Mean volumes and EFs assessed using different techniques are presented in Table 2 . LV volumes assessed with MRI, standard CE, and 2D CPA were significantly higher than volumes measured with noncontrast echocardiography using Simpson’s biplane rule. Volumetric measurements with the new software correlated well for all parameters with standard CE and CMR: end-diastolic volume ( r = 0.96, P < .001, and r = 0.82, P < .001 respectively), ESV ( r = 0.94, P < .001, and r = 0.92, P < .001, respectively), and EF ( r = 0.93, P < .001, and r = 0.85, P < .001, respectively) ( Figure 2 ). Mean bias and 95% limits of agreement for EF measured with standard CE and MRI were −5.2 ± 5.6% and −5.2 ± 7.5%, respectively ( Figure 3 ).
Parameter | Technique | |||
---|---|---|---|---|
MRI | 2D CE | 2D CPA | Standard 2D echocardiography | |
EF (%) | 49 ± 15 | 48 ± 17 | 53 ± 15 | 47 ± 10 |
EDV (mL) | 186 ± 68 | 163 ± 59 | 176 ± 58 | 112 ± 44 |
ESV (mL) | 107 ± 72 | 92 ± 54 | 87 ± 54 | 64 ± 37 |
Mean GLS from noncontrast and contrast recordings of the whole patient population was −13.4 ± 5.8 and −15.3 ± 4.64, respectively, with a trend toward a statistically significant difference between the groups ( P = .056). Correlation ( r = 0.72, P < .01) and agreement (bias, −1.55; 95% limits of agreement, −9.4 and 6.35) for GLS between noncontrast and contrast recordings are shown in Figure 4 .

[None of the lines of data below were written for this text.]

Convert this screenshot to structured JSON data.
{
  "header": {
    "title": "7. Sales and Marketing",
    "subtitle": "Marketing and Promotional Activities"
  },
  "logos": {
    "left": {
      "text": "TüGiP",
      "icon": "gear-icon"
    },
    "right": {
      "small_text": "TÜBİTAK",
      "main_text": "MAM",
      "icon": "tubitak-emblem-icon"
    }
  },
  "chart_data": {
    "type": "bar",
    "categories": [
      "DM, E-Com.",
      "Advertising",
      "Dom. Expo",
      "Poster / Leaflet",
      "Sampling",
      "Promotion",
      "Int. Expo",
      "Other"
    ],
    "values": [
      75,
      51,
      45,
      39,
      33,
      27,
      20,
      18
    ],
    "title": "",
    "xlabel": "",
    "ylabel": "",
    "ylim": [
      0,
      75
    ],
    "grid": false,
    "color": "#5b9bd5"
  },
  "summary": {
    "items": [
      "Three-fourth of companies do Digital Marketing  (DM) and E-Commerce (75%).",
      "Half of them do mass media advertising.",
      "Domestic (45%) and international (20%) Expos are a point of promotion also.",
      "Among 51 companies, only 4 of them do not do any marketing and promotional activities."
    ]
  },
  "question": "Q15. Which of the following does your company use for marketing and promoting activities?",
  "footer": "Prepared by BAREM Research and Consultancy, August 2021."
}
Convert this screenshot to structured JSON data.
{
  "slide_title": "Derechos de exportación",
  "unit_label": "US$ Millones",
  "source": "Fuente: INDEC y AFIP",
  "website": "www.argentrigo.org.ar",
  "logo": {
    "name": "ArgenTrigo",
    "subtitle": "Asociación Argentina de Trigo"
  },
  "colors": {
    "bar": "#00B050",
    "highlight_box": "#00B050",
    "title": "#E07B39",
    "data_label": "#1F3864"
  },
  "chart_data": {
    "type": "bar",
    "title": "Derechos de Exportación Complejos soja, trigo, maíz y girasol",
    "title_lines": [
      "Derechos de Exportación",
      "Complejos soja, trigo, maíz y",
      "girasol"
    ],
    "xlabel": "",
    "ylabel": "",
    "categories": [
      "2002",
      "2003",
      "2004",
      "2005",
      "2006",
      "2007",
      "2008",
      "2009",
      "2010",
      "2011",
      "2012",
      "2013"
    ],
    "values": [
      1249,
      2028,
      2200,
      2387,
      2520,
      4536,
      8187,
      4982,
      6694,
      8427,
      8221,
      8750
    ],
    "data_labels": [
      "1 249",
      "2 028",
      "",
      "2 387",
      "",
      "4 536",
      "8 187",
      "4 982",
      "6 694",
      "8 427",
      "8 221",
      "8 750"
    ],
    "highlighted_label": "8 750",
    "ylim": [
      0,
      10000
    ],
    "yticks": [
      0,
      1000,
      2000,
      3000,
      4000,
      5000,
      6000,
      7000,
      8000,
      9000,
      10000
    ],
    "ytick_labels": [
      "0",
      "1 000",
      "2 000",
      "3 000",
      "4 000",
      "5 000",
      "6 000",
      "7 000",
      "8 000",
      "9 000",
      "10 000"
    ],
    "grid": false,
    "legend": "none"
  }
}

In the subset of patients with good image quality, average GLS did not significantly differ between noncontrast (−14.3 ± 4.3) and contrast (−14.5 ± 4.45) recordings ( P = .87), and there was a better correlation ( r = 0.89, P < .01) and closer agreement (mean bias, −0.39 ± 2.1; 95% limits of agreement, −4.5 and 3.76) between measurements ( Figure 5 ). On the other hand, there was a significant difference between average GLS for noncontrast (−13.2 ± 3) and contrast (−15.8 ± 4.5) recordings of patients with nonoptimal image quality at baseline ( P = .02), with looser agreement (mean bias, −1.99; 95% limits of agreement, −11.3 and 7.28) and correlation ( r = 0.6, P < .001).
In the subset of patients undergoing MRI strain analysis, GLS derived from contrast images correlated well with MRI-derived GLS ( r = 0.81, P < .01). A slightly worse correlation with MRI was found between GLS obtained from noncontrast recordings ( r = 0.78, P < .01; Figure 6 ). Finally, as presented in Table 3 , there was reasonable interobserver and intraobserver agreement for all 2D CPA measurements.